Harlan County, USA. Courtesy of Janus Films

Image
A smiling white woman, with short dark hair, a white shirt with a large collar, and a red vest, holds up a small revolver. She is inside and other people appear to be conversing behind her
Image
Two white men, one in a striped red button-down with the sleeves rolled up, rest revolvers on top of a car, pointing the guns and staring intently at someone or something off camera to the left. More men in the background stand behind cars, facing the same direction

D: Do you ever think you will retire?

BK: No. Do you think you will?

D: No.

BK: Why? What would we do? No, of course not. I also love working with new young filmmakers who have so much spirit and hunger to do things. No. Never. As long as I can walk and talk and think.

D: Fred Wiseman was making films into his nineties.

BK: For me, he and [Albert and David] Maysles and [D. A.] Pennebaker were all mentors. I was going to school when [Wiseman] was doing Titicut Follies [1967], and it was censored everywhere, except for one theater in New York, Cinema Village. I took a train from Boston—I was at Northeastern University—to go to see the film, and it was just amazing to see what they do to people in institutions. I was studying clinical psychology at the time, so it was perfect. When I saw his film, I just knew that that was what I wanted to do. 

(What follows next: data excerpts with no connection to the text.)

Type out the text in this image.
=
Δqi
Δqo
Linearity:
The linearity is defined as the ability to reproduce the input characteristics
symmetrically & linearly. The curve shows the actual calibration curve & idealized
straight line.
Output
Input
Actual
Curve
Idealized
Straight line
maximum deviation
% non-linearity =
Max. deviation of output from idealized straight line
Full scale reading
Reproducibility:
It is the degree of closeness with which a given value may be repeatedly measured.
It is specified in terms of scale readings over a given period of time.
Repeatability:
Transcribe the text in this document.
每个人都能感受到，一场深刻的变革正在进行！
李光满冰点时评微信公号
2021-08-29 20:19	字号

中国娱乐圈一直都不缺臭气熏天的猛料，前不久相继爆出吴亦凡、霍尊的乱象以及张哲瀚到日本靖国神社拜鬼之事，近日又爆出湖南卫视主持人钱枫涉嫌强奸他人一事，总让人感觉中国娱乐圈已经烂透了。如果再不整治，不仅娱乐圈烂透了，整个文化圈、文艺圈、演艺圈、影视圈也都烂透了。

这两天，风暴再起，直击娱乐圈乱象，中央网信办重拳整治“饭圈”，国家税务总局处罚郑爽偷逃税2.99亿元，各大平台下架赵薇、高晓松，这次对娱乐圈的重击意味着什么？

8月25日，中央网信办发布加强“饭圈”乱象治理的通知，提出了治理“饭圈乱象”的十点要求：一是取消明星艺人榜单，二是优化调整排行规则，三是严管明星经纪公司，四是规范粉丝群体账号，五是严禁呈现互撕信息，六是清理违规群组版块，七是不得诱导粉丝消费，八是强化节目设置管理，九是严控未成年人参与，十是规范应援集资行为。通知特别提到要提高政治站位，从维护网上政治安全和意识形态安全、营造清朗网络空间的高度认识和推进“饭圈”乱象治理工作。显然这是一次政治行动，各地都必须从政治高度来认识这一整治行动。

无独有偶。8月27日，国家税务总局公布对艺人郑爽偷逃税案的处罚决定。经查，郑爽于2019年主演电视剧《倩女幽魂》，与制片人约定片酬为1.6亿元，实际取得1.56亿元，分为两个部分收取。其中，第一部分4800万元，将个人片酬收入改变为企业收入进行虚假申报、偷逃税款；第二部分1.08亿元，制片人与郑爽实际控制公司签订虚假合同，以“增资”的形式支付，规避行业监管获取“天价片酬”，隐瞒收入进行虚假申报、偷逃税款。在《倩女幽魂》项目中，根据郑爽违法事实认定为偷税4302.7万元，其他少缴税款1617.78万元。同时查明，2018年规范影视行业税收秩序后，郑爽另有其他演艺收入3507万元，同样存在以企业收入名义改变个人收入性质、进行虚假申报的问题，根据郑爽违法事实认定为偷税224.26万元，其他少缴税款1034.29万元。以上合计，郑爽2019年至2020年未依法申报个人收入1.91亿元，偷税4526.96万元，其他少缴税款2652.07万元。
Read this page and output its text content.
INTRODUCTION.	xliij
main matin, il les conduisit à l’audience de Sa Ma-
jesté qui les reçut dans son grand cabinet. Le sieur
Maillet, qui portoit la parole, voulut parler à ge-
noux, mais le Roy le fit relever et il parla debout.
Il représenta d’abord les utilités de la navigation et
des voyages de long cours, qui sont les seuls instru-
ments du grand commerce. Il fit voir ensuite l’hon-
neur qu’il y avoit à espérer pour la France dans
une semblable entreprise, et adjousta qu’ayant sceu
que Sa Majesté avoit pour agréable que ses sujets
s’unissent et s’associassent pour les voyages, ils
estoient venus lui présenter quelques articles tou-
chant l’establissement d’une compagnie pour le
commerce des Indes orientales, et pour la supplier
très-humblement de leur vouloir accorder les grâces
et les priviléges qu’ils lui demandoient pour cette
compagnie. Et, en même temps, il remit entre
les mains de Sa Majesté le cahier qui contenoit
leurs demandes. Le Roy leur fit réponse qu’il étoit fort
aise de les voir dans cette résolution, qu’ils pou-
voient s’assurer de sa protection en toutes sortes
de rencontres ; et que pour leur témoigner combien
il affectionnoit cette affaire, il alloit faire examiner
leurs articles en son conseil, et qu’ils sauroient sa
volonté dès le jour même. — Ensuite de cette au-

The Maysles brothers, who I worked with for a long time as an intern, would have everybody come in for all their screenings, and every voice was counted, and it just gave you such confidence that one day you might be able to make stories like this.

Penny was incredible when I had a rough cut of Harlan County. I wanted to show it, and I didn’t want to show it, because I was scared. It was a double system, [picture and sound running on two separate reels]. That’s 16mm. I called him up and said, “May I use your projector and your screening room?” and he said, “Of course, come on up,” and he filled the room with filmmakers. Charlotte Zwerin, Susan Steinberg. So many people that I really looked up to at that time, and he was just so supportive and so amazing.

I have a photo here that Richard Avedon shot of me.

D: I know that photo! You, and Wiseman, and Penny, and Albert.

BK: And I’m squished to the end.

D: I love that photo. That’s like Mount Rushmore of documentary.

BK: I look at it and think these are the three people who really helped me and mentored me. I’m looking at it right now.

D: You navigate the labor world, the corporate world, coal miners, meat packers, and the documentary world. How did you face the maleness of both the worlds you’re filming and the documentary and film business?

BK: It’s easier to be a woman doing documentaries because people aren’t intimidated by you. When I was doing a film on Mike Tyson, I would talk to different boxers and journalists and whoever. A guy would have to really know all of his stuff, or he wasn’t a guy, but a woman; they consider that we don’t know anything. We could ask touchy-feely questions, or just rudimentary questions, and they open up, and they answer.

Unless they’re a sensitive new age guy like you.